The detection of DNA by SERS can be categorized into direct and indirect (through DNA tags) methods15. The direct detection method allows SERS to detect single base mismatches and methylations in DNA duplexes16. In indirect detection, DNA sequences can be detected using SERS tags by SERS spectra or electrochemically driven melting curve 17, 18, in combination with chromategraphic separations such as lateral flow assay19, 20 or enrichment methods such as magnetic beads21. However, the small scale of base modifications only permits modifications on short DNA sequences to be detected without amplification.
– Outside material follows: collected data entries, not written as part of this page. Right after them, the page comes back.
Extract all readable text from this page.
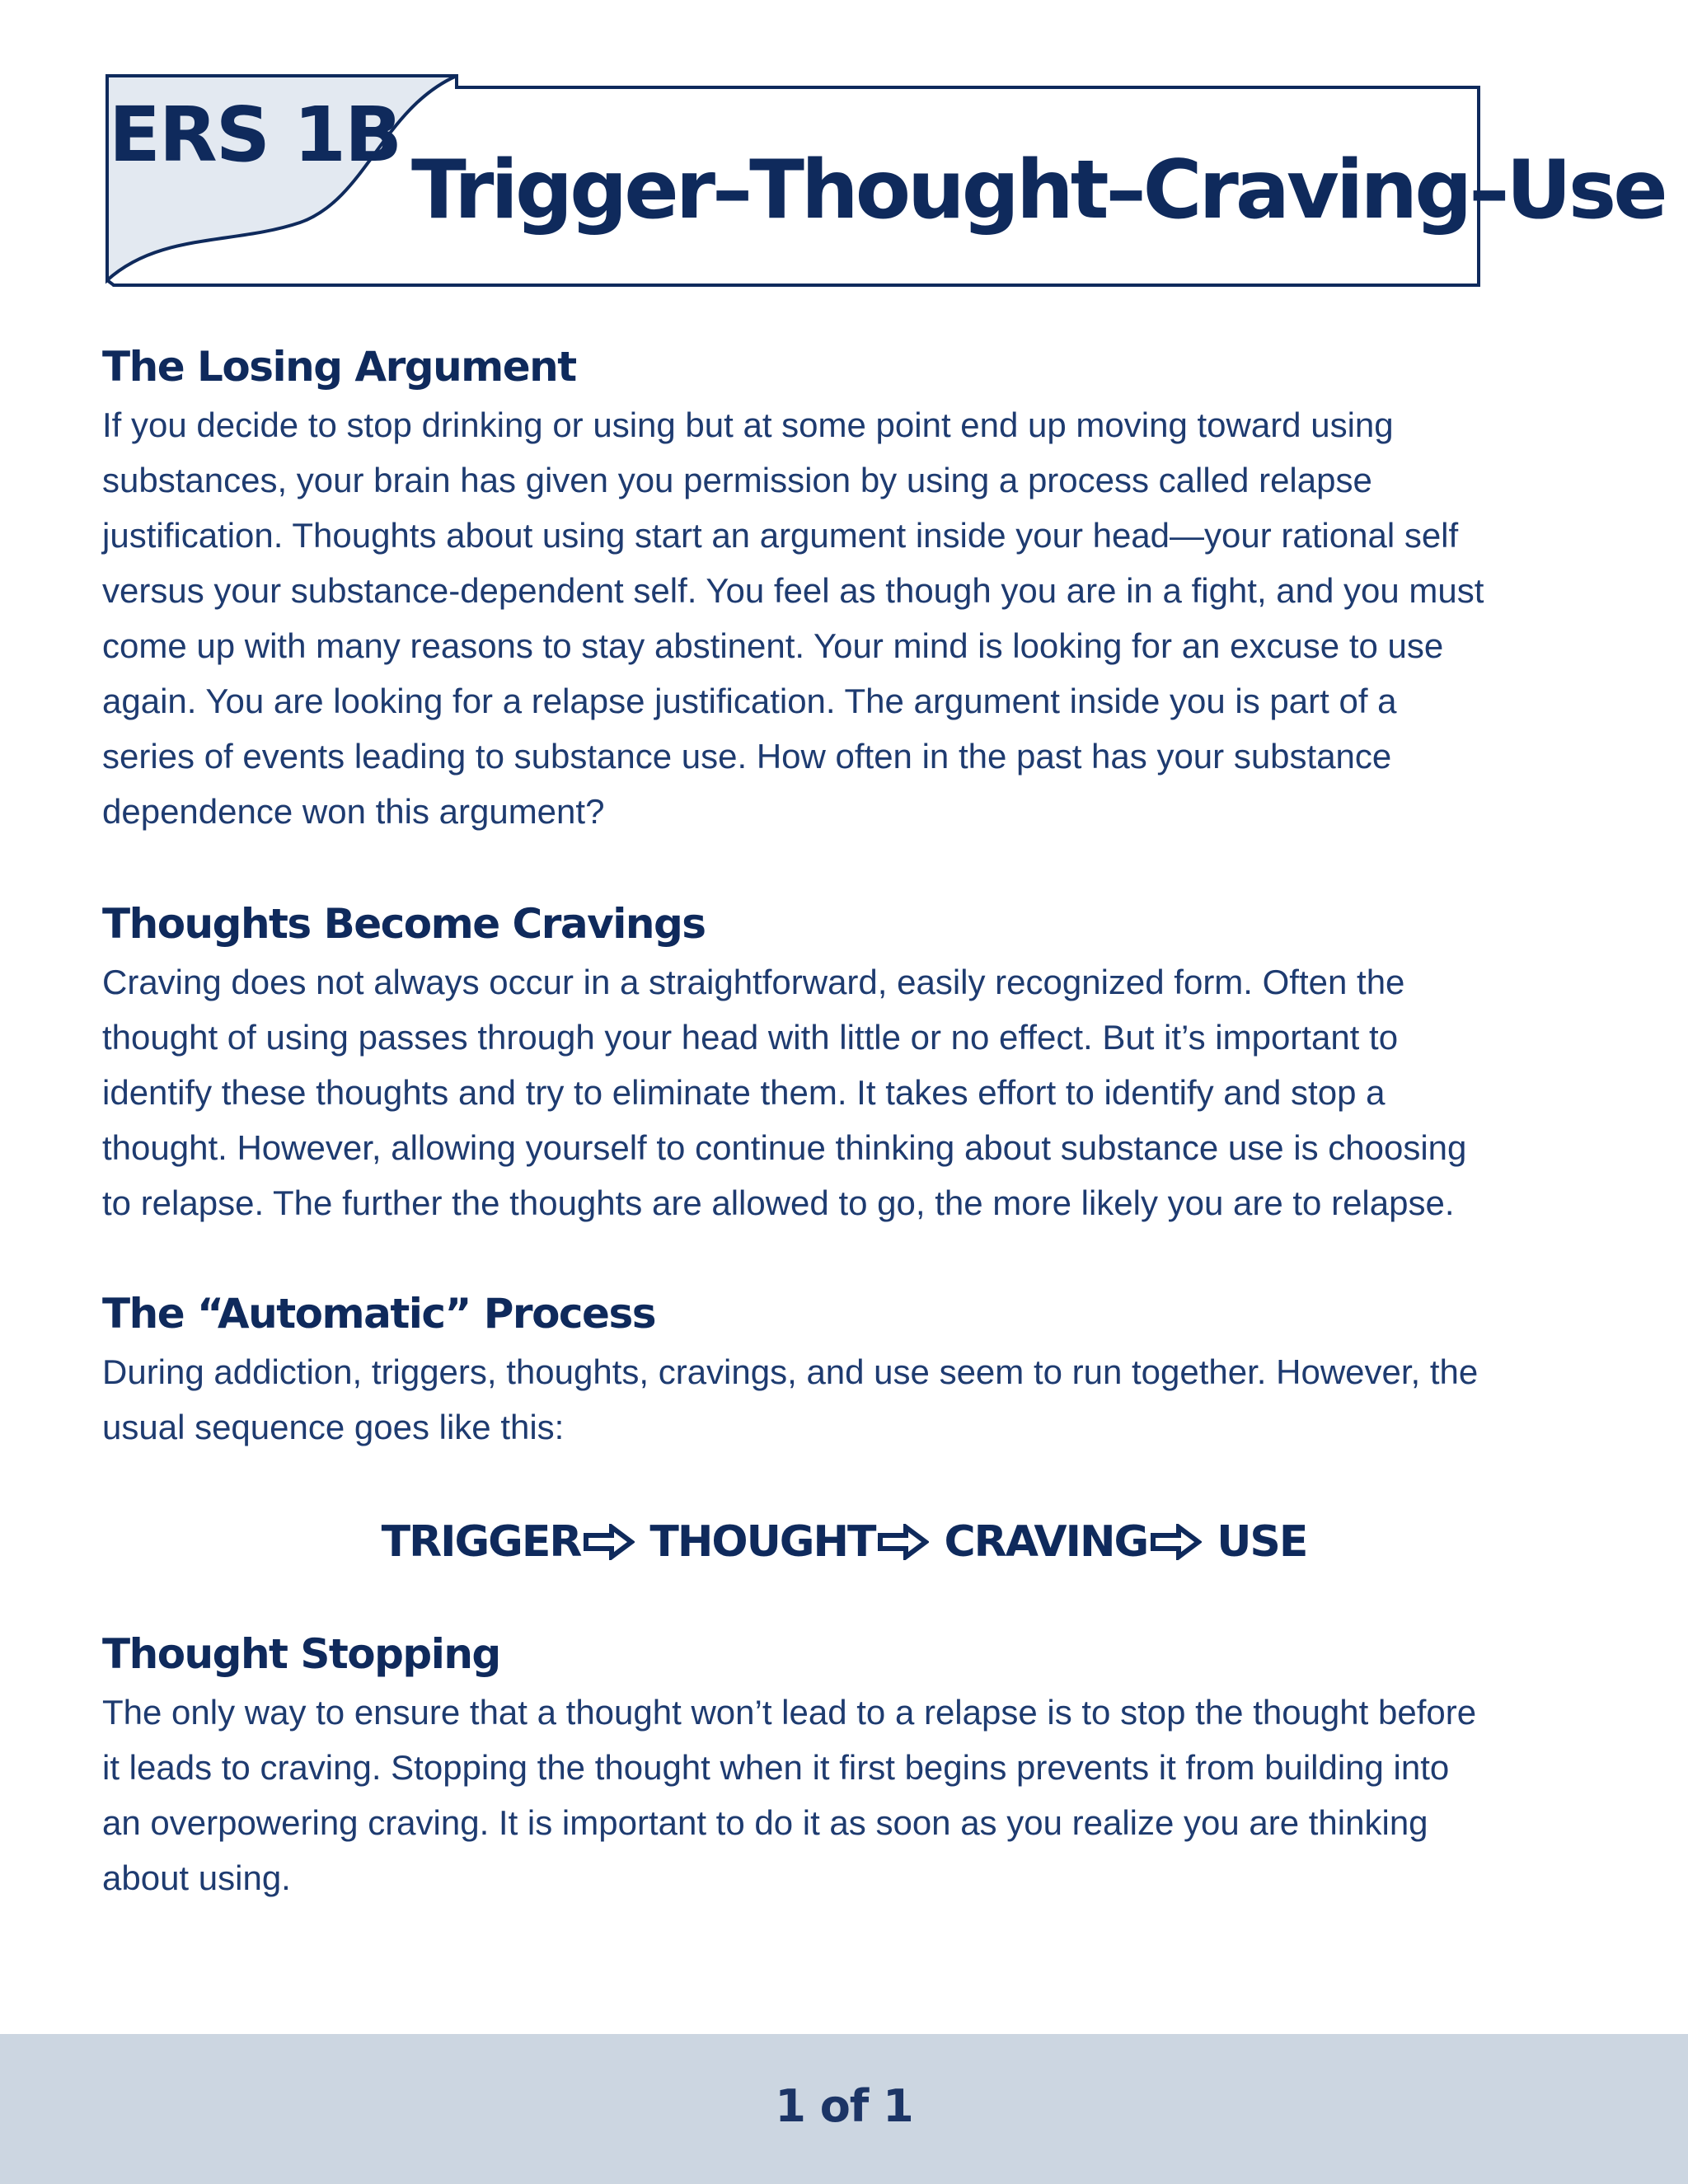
ERS 1B
Trigger–Thought–Craving–Use
The Losing Argument

If you decide to stop drinking or using but at some point end up moving toward using substances, your brain has given you permission by using a process called relapse justification. Thoughts about using start an argument inside your head—your rational self versus your substance-dependent self. You feel as though you are in a fight, and you must come up with many reasons to stay abstinent. Your mind is looking for an excuse to use again. You are looking for a relapse justification. The argument inside you is part of a series of events leading to substance use. How often in the past has your substance dependence won this argument?

Thoughts Become Cravings

Craving does not always occur in a straightforward, easily recognized form. Often the thought of using passes through your head with little or no effect. But it’s important to identify these thoughts and try to eliminate them. It takes effort to identify and stop a thought. However, allowing yourself to continue thinking about substance use is choosing to relapse. The further the thoughts are allowed to go, the more likely you are to relapse.

The “Automatic” Process

During addiction, triggers, thoughts, cravings, and use seem to run together. However, the usual sequence goes like this:

TRIGGER THOUGHT CRAVING USE
Thought Stopping

The only way to ensure that a thought won’t lead to a relapse is to stop the thought before it leads to craving. Stopping the thought when it first begins prevents it from building into an overpowering craving. It is important to do it as soon as you realize you are thinking about using.

1 of 1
For the detection of mutations in long sequence genes that exist in blood or tissue, certain amplification methods are essential. The amplification process not only increases the concentration of target sequences, but can also limit the gene sequences to short lengths that include the target mutations. Examples of amplification methods that have been used before to detect gene mutations include polymerase chain reaction (PCR)22, 23, exponential strand displacement amplification (SDA) 24, and ARMS25. The combination of such amplification methods and SERS can be accomplished either by melting the target PCR product onto immobilized probes on SERS substrates 22, by using amplification products as linking sequences to bind capture probes and reporter probes24, or by directly detecting fluorescence-labeled primers that have participated in the amplification25. These papers ingeniously utilized biological amplification methods in combination with SERS.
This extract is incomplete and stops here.